Derive (2a) is intentionally ranked above chain (2b). A stored file keeps CI test runtime predictable; a setup {} block runs an upstream module on every test invocation, adding latency that nf-core reviewers notice.

Adding a new feature

The most common contribution patterns, in order:

  1. Adding a new review check — add a function to review.py that accepts a module path and Standards object and returns a list of ReviewItem. Add the function to the review_module() call chain. Write a test in tests/test_review.py covering both the pass and fail cases.

  2. Adding a new generated file — add a .j2 template to src/code_to_module/templates/. Add any new data fields to the relevant Pydantic model in models.py. Update generate.py to render the template. Add a test fixture and a test in tests/test_generate.py that asserts the file is written and contains the expected content.

  3. Extending the standards schema — add the new convention to src/code_to_module/standards/data/nf_core_standards.json. Bump schema_version. Add a changelog entry in STANDARDS_CHANGELOG.md. Update any code that reads from the schema to use the new field via get_standards(). Never duplicate the value in Python code.

  4. All of the above — run pytest -x -q -m "not network and not llm" after each step, and pytest tests/test_import_boundaries.py before opening a PR.

Known limitations and planned improvements

  • Library-only tools with no CLI entry point (e.g. tools designed to be called as import foo; foo.run(...)) are not yet supported — discovery finds no entry points and generation stops.
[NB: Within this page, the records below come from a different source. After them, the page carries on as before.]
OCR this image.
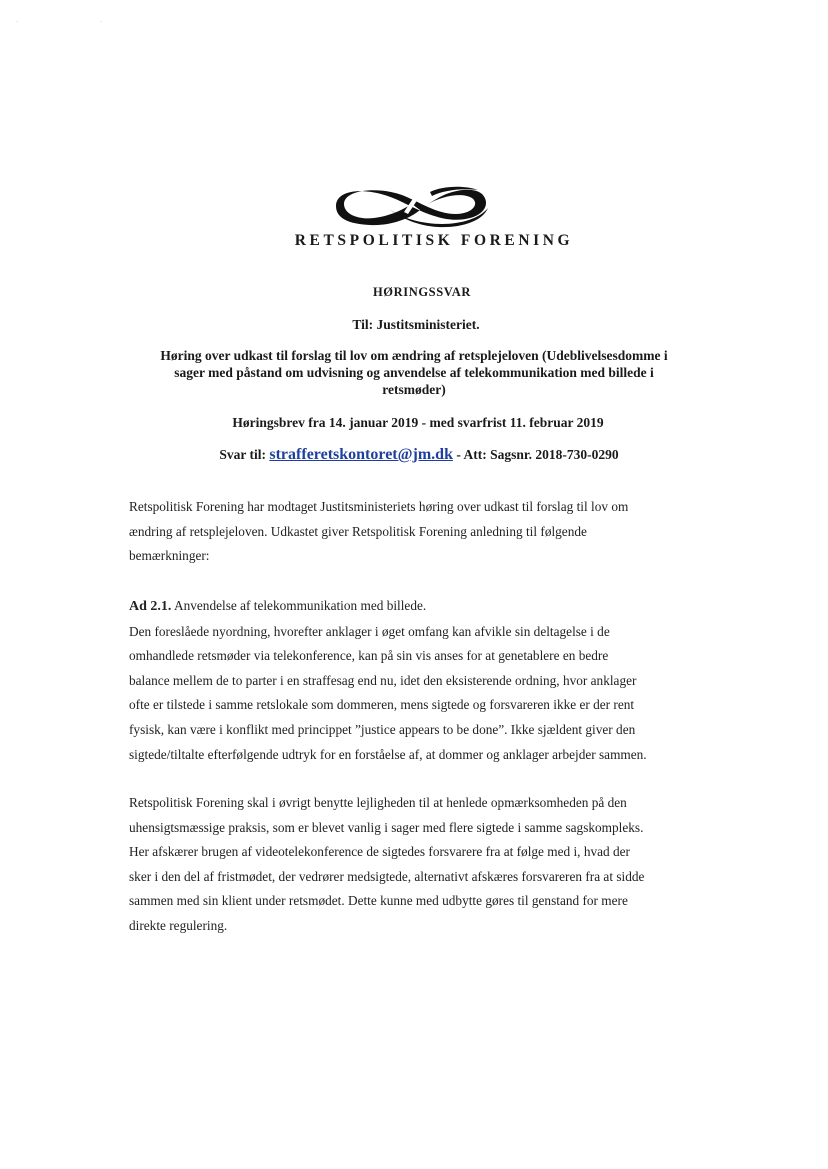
· ·
RETSPOLITISK FORENING
HØRINGSSVAR
Til: Justitsministeriet.
Høring over udkast til forslag til lov om ændring af retsplejeloven (Udeblivelsesdomme i
sager med påstand om udvisning og anvendelse af telekommunikation med billede i
retsmøder)
Høringsbrev fra 14. januar 2019 - med svarfrist 11. februar 2019
Svar til: strafferetskontoret@jm.dk - Att: Sagsnr. 2018-730-0290
Retspolitisk Forening har modtaget Justitsministeriets høring over udkast til forslag til lov om
ændring af retsplejeloven. Udkastet giver Retspolitisk Forening anledning til følgende
bemærkninger:
Ad 2.1. Anvendelse af telekommunikation med billede.
Den foreslåede nyordning, hvorefter anklager i øget omfang kan afvikle sin deltagelse i de
omhandlede retsmøder via telekonference, kan på sin vis anses for at genetablere en bedre
balance mellem de to parter i en straffesag end nu, idet den eksisterende ordning, hvor anklager
ofte er tilstede i samme retslokale som dommeren, mens sigtede og forsvareren ikke er der rent
fysisk, kan være i konflikt med princippet ”justice appears to be done”. Ikke sjældent giver den
sigtede/tiltalte efterfølgende udtryk for en forståelse af, at dommer og anklager arbejder sammen.
Retspolitisk Forening skal i øvrigt benytte lejligheden til at henlede opmærksomheden på den
uhensigtsmæssige praksis, som er blevet vanlig i sager med flere sigtede i samme sagskompleks.
Her afskærer brugen af videotelekonference de sigtedes forsvarere fra at følge med i, hvad der
sker i den del af fristmødet, der vedrører medsigtede, alternativt afskæres forsvareren fra at sidde
sammen med sin klient under retsmødet. Dette kunne med udbytte gøres til genstand for mere
direkte regulering.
A library-to-module path that generates a CLI wrapper first is planned.
  • Perl wrappers and non-Python CLI tools (TrimGalore, for example) have no Python AST to analyse and tend to assess as Tier 4–5. The tool reports the tier honestly rather than producing a misleading partial module.
  • Domain-specific test data (.h5ad, .pkl, .mzML, large databases) is not in nf-core/test-datasets, so those input channels fall back to stub strategy. The generated test is syntactically valid but cannot test real data flow.

Open issues and the development roadmap are tracked at github.com/svigneau/code-to-module/issues.